After the era of propagandist Karl Rove, these Republican talking points initiatives are incredibly transparent to anyone who is paying attention. This time it appears the Orwellian talking points have backfired on some level, but this GOP idea that everything is okay economically for Americans is probably not going away anytime soon. It will surely manifest itself in some other insidious lie during the months leading up to the November election.
Neoconservative ideology has desperately failed this country’s citizens, and the GOP leadership has no way out of that argument, except to lie that things aren’t that bad. In this way, the Republican political operatives hope to continue to appeal to that certain segment of voters who don’t vote based on economic issues.

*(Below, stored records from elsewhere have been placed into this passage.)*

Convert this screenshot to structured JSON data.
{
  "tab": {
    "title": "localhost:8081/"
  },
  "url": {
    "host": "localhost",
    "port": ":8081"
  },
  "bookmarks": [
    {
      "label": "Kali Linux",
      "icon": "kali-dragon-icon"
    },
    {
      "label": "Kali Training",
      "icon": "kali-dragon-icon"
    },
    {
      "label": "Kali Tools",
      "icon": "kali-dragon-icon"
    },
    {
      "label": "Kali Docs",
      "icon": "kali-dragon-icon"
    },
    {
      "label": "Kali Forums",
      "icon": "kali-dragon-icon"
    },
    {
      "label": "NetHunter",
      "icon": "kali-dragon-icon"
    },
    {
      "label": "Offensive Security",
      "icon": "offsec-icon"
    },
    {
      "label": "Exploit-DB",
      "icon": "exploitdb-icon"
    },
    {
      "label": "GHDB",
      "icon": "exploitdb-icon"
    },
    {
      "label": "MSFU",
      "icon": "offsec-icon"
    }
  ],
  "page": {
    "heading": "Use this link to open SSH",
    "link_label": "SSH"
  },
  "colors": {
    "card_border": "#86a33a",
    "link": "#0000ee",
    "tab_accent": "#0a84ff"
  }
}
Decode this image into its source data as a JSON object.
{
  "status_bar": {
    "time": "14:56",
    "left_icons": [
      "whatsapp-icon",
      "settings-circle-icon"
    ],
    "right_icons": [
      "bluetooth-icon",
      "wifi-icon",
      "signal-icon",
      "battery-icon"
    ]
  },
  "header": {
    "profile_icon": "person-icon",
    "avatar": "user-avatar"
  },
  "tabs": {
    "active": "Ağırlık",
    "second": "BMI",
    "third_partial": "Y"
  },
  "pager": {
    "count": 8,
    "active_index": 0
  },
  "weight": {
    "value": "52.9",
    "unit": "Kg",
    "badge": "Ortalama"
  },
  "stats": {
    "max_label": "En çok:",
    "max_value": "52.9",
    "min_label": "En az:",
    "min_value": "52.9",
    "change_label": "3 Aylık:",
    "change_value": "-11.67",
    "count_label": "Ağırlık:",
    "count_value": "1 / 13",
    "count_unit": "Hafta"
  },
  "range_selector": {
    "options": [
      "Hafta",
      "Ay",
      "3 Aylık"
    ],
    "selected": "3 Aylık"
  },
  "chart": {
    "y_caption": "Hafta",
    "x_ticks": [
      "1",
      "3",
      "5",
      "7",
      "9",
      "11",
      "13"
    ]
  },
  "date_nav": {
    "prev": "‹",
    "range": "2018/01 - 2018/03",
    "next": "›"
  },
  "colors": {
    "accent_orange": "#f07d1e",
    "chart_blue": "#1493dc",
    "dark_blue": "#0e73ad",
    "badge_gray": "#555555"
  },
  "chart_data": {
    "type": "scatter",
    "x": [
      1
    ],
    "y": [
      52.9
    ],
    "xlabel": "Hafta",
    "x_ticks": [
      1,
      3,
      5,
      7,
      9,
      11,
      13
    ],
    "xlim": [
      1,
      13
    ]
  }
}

The most recent example of this particular talking points initiative came when former Republican U.S. Senator Phil Gramm, a McCain surrogate, said Americans were in a “mental recession.” He also said, according to media reports, “"We have sort of become a nation of whiners. You just hear this constant whining, complaining about a loss of competitiveness, America in decline."
McCain supposedly disavowed the remarks, but the Gramm comments give us a good idea where the GOP is headed in terms of its political rhetoric this year.
Obviously, on some level, the Gramm comments echo the standard clichéd “America, love it or leave it” philosophy advanced by narrow-minded nationalists who goosestep in unison to the belief that this country’s government can do no wrong when, in fact, it now sanctions torture, unconstitutional wiretapping of its citizens and an imperial presidency.
In addition, a recent poll by Pew Research Center also concluded that Baby Boomers were a bunch of whiners. The Pew poll shows the fix is in on this particular talking point for the Republicans. The logic of the poll’s results goes like this: Baby Boomers have it better than people who grew up in the Great Depression so they should just shut their mouths. By extension, the logic would seem to be that unless you’re standing in a soup line, you should keep everything the same, i.e. vote for John McCain (wink, wink).
The main question is this: Why would any organization even conduct such a poll right now unless it is to supposedly prove the GOP talking points? But that’s how the political and media system work right now.
The point is not that there isn’t hope and optimism among voters this year. There is. But voters are saying over and over this country needs a major change in direction, and that is one of the major political stories this election year. Obviously, Barack Obama, the presumptive Democratic presidential nominee, represents change. McCain, in his political essence, is the status quo, Bush redux.